The Ninth Circuit Court of Appeals has rejected the NLRB’s conclusion that a union’s banner displayed in front of a secondary employer constituted a secondary boycott. In the process, the Court has confirmed the free speech right of unions and their members to inform the public of a labor dispute in front of secondary businesses not directly involved in the dispute. In Overstreet v. Carpenters Local 1506, 409 F.3d 1199, the Carpenters protested several retail businesses that used non-union contractors. On public sidewalks outside the businesses, the Carpenters erected large, four by fifteen foot banners, that stated: “LABOR DISPUTE: SHAME ON [NAME OF RETAILER]” and, outside another business – a restaurant – it read “LABOR DISPUTE: DON’T EAT AT ANTHONY’S FISH GROTTO”. The Union also passed out pamphlets that explained the dispute involved a contractor and not the retail businesses themselves. Naturally, the businesses filed ULP charges, and the NLRB sought an injunction against the Carpenters in court claiming the banners were the equivalent of unlawful secondary pickets. The Ninth Circuit rejected the claim, ruling that an injunction would unduly risk infringement of the union’s constitutional free speech rights, because:
  • The demonstration took place on public property and was far away from the retailers’ entrances;
  • The banners faced the public, and not the retailers, indicating the Carpenter’s actions were not aimed at the retailers’ employees or intended to block access by patrons;
  • The Carpenters did not patrol or picket in front of the retailers, or make any physical or “symbolic” barriers between the entrances and the public; and
  • The banners contained no false assertions.
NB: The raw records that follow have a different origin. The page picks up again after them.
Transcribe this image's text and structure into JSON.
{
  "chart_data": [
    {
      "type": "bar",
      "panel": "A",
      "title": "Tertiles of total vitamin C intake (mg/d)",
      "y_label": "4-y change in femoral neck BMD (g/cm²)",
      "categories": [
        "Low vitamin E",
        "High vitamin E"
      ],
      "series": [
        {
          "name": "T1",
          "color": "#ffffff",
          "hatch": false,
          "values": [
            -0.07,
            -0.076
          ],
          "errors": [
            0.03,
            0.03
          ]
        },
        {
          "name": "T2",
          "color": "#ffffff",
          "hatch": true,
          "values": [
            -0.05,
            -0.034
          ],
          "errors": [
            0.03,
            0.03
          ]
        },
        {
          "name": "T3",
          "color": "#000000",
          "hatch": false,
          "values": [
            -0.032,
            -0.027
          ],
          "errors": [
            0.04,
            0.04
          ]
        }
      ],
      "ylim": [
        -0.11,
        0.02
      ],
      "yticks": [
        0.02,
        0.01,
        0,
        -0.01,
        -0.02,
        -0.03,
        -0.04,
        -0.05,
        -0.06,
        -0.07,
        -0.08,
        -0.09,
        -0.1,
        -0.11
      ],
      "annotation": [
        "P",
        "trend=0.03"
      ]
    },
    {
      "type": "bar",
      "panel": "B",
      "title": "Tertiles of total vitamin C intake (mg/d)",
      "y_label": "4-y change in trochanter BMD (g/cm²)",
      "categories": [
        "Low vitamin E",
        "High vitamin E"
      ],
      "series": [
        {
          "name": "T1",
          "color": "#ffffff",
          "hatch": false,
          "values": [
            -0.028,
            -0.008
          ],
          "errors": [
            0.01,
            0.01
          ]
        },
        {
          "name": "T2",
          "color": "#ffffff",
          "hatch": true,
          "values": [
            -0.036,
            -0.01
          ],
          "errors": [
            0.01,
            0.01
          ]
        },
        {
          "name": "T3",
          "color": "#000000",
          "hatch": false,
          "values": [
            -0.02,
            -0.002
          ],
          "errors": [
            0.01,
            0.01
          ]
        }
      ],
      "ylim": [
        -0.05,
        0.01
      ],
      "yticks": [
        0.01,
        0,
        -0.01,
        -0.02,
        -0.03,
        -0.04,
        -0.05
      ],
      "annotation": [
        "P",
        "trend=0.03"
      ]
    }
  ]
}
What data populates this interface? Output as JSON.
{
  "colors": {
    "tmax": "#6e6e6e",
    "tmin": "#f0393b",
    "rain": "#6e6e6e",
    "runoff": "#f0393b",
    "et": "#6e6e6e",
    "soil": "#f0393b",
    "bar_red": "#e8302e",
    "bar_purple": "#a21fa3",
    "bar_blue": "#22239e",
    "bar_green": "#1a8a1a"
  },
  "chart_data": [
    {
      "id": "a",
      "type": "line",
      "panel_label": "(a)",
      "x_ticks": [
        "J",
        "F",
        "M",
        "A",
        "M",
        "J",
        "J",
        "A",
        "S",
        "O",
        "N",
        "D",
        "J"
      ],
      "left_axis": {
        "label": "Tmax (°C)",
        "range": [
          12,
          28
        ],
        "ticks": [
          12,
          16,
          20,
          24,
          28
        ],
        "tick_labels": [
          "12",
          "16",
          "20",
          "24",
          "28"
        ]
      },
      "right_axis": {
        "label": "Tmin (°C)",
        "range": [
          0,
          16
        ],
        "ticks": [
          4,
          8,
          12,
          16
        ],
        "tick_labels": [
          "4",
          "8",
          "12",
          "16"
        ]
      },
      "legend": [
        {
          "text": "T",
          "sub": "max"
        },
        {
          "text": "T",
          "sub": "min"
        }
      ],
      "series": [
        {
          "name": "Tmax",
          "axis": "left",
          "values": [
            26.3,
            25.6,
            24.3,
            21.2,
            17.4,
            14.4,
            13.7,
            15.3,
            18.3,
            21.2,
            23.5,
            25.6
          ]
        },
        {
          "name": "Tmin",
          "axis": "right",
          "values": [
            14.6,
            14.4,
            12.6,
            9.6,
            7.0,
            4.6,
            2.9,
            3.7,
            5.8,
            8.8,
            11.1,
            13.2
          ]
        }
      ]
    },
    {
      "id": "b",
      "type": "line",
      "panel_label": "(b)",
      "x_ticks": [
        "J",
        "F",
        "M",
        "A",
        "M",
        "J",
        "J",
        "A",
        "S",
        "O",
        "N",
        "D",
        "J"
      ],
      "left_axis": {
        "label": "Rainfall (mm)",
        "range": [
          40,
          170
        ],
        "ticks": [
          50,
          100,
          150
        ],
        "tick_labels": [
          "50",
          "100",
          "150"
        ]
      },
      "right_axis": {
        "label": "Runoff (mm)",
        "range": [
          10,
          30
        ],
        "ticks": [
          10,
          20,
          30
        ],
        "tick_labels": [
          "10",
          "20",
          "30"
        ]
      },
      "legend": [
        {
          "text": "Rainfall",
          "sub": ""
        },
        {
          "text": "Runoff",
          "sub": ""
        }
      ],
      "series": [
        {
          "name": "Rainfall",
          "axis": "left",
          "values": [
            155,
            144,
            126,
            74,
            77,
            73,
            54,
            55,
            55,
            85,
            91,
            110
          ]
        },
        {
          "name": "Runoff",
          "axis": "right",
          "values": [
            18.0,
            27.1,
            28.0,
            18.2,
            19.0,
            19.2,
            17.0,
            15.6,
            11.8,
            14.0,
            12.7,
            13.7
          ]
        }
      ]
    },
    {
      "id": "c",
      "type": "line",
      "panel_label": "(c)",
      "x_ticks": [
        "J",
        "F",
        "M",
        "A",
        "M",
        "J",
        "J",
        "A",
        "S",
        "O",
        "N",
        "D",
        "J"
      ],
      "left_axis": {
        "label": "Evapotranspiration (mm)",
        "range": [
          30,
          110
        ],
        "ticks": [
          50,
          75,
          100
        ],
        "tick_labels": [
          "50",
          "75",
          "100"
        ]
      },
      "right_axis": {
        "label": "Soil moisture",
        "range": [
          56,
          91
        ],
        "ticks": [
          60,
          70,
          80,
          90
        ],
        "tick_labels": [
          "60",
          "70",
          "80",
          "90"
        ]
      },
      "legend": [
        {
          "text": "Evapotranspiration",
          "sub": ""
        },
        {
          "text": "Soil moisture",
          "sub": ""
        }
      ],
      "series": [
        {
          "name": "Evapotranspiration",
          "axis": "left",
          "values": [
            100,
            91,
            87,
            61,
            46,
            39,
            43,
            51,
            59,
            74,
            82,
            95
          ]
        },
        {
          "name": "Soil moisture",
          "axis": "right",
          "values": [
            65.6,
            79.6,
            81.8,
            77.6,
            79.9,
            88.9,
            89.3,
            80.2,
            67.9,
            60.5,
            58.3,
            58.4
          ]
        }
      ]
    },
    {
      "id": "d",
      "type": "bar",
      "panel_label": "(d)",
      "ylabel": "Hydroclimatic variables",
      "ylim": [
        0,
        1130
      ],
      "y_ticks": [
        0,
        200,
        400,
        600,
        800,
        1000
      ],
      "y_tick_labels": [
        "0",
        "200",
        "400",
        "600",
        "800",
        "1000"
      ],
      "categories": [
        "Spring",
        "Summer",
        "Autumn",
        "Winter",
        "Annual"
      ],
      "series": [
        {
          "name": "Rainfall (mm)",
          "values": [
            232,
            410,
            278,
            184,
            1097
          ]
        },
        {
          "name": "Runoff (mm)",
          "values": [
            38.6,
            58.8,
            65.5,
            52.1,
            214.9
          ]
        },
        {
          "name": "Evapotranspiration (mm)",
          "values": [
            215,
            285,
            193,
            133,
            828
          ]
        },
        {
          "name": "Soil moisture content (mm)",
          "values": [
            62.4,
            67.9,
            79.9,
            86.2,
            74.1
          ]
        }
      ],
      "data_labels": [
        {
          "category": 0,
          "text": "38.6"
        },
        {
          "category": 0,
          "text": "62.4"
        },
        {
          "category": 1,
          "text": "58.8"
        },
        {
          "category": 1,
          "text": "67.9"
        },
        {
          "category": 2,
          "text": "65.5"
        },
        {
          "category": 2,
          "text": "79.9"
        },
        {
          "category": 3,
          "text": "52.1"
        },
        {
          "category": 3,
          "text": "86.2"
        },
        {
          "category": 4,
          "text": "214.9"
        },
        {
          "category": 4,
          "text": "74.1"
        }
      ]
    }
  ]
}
This decision represents a setback for the NLRB’s attempt to label the display of large banners in front of secondary employers as illegal picketing, but unions must be careful when going beyond the use of traditional handbills when pressuring secondary employers. If any of the factors the court relied on in this case are not present, a union displaying a banner near a secondary employer runs the risk of being slapped with a secondary boycott complaint.